Few years exhibited this more than 1945, a prime modern candidate for Worst Year Ever. Winter saw Holocaust death marches. Summer brought the first and so far only two acts of atomic warfare, when the United States dropped nuclear bombs on the Japanese cities of Hiroshima on Aug. 6, and Nagasaki on Aug. 9.

It meets the Worst Year Ever criteria of events that project through history. An anti-Semitic ideology forged in the plague fears of medieval Europe centuries earlier inspired fascist empire-building, and its ideological legacy remains a major national security priority in Canada and around the world today, where neo-Nazi and white nationalist movements are ascendant.

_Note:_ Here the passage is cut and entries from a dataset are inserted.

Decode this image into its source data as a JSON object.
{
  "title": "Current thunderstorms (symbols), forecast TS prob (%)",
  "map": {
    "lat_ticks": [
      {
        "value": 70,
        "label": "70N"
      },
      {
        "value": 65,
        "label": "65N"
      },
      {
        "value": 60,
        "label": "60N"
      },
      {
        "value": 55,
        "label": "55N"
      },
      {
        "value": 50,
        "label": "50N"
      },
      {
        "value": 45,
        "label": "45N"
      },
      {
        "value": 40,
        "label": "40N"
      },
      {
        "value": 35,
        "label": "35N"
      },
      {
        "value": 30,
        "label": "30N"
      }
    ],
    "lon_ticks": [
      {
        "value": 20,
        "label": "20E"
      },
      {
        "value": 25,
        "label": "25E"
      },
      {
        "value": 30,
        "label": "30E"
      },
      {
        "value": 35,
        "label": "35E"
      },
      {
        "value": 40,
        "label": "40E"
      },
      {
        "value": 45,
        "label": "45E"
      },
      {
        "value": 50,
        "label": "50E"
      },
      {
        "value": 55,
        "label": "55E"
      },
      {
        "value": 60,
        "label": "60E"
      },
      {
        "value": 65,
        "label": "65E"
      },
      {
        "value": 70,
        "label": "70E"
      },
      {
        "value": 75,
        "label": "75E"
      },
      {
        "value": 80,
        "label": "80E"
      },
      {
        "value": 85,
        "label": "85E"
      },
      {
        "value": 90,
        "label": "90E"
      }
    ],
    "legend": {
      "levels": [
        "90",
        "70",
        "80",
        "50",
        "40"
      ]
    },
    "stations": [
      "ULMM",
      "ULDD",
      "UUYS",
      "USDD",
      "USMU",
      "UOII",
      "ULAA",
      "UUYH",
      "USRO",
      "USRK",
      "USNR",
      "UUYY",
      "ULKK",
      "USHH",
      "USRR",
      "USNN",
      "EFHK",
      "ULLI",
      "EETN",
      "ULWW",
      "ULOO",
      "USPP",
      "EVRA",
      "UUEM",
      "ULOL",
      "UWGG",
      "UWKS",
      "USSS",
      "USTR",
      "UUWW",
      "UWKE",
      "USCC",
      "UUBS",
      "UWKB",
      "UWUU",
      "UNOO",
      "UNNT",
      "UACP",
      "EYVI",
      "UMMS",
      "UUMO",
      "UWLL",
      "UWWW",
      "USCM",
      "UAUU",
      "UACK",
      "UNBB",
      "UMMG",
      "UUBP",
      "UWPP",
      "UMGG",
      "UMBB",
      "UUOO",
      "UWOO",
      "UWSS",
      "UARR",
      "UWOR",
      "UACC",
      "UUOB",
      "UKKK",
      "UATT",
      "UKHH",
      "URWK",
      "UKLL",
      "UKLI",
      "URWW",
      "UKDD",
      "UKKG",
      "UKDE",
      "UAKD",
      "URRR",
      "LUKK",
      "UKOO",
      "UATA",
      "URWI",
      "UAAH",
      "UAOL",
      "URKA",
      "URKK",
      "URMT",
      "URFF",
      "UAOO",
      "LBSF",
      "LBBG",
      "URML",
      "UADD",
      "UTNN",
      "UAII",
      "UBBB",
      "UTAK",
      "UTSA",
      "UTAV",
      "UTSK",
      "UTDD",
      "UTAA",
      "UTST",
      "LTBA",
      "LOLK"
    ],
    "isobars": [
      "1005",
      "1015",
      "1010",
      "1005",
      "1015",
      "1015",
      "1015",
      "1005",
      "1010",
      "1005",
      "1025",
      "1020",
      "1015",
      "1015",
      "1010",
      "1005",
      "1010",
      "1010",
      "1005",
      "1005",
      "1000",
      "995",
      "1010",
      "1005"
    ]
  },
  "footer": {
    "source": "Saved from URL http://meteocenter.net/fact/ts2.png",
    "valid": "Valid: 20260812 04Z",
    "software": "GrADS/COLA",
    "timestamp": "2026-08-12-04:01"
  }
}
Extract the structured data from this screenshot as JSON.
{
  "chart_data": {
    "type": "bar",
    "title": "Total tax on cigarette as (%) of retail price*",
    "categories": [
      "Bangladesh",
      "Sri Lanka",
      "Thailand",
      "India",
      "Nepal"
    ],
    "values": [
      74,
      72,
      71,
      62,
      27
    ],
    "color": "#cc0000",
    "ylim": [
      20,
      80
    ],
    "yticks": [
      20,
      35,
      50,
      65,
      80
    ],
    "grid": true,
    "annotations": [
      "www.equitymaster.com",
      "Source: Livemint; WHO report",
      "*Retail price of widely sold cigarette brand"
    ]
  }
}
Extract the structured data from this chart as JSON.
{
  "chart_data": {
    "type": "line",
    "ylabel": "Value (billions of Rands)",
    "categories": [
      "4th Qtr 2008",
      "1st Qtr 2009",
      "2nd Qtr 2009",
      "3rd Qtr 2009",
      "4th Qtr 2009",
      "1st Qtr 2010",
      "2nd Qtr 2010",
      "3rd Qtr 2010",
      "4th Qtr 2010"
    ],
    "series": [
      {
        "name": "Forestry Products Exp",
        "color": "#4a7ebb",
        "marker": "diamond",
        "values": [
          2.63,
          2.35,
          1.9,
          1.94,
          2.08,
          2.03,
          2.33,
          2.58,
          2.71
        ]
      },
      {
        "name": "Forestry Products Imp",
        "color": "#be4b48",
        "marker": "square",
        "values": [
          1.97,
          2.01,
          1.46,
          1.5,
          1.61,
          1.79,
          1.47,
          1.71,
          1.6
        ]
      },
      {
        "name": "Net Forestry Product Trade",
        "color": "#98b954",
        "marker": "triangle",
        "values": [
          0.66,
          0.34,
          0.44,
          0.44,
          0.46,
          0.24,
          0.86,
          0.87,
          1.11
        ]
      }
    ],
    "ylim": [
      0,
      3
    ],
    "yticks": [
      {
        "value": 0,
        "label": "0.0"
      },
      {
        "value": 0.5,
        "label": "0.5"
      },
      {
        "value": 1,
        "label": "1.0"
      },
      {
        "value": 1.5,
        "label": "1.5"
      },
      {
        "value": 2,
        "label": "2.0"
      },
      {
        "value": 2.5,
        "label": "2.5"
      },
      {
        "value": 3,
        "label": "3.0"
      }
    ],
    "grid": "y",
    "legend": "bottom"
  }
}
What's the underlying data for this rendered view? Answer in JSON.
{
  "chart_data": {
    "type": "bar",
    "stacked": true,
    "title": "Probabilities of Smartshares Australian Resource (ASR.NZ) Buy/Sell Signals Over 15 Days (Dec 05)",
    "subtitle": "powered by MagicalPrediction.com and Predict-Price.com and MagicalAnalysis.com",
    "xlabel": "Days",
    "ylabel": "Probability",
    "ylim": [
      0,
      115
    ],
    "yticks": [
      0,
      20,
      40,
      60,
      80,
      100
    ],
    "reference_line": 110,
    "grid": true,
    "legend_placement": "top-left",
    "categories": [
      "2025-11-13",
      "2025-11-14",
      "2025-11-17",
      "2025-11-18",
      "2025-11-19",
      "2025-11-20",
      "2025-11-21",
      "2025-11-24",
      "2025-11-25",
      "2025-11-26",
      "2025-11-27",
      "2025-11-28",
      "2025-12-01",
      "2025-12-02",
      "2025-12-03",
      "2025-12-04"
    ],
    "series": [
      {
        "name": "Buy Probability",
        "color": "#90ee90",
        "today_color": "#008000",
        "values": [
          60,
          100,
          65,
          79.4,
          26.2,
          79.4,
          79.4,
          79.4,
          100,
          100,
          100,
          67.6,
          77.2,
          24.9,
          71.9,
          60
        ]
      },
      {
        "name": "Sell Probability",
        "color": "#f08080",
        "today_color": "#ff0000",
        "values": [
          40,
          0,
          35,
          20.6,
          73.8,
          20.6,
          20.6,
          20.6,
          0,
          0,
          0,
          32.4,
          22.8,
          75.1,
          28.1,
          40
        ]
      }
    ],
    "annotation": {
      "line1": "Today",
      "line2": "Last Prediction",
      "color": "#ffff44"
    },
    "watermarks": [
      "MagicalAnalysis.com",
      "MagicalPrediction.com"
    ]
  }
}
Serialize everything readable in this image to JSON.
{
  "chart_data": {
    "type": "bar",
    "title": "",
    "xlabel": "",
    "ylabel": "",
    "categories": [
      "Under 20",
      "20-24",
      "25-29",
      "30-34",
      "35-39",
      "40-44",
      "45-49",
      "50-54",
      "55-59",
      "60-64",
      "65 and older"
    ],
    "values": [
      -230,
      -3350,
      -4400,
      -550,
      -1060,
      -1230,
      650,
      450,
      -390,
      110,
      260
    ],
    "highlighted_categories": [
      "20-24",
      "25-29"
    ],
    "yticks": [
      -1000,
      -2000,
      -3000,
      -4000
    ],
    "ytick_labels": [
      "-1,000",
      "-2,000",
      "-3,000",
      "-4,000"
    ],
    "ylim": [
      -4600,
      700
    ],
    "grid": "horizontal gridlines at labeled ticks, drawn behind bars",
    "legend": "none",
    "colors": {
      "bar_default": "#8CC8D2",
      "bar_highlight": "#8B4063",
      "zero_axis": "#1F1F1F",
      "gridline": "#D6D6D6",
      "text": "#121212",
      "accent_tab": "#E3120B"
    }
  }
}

Nuclear physics had gone from the discovery of X-rays to the atomic bomb in less than 50 years. Two years later, horrified at the events of 1945, atomic scientists created the Doomsday Clock, which in recent years has been ticking closer to midnight. It now stands at 11:58:20 pm, 100 seconds to midnight, with an update due in January.

The Allied victory in 1945 also left the legacy of American superpower, which was great if you were born in America in the following years, less so in places such as Iraq.

So 1945 ticks all the boxes for Worst Year Ever except for one. It bucked the premise of this series that New Year’s should seem hopeless.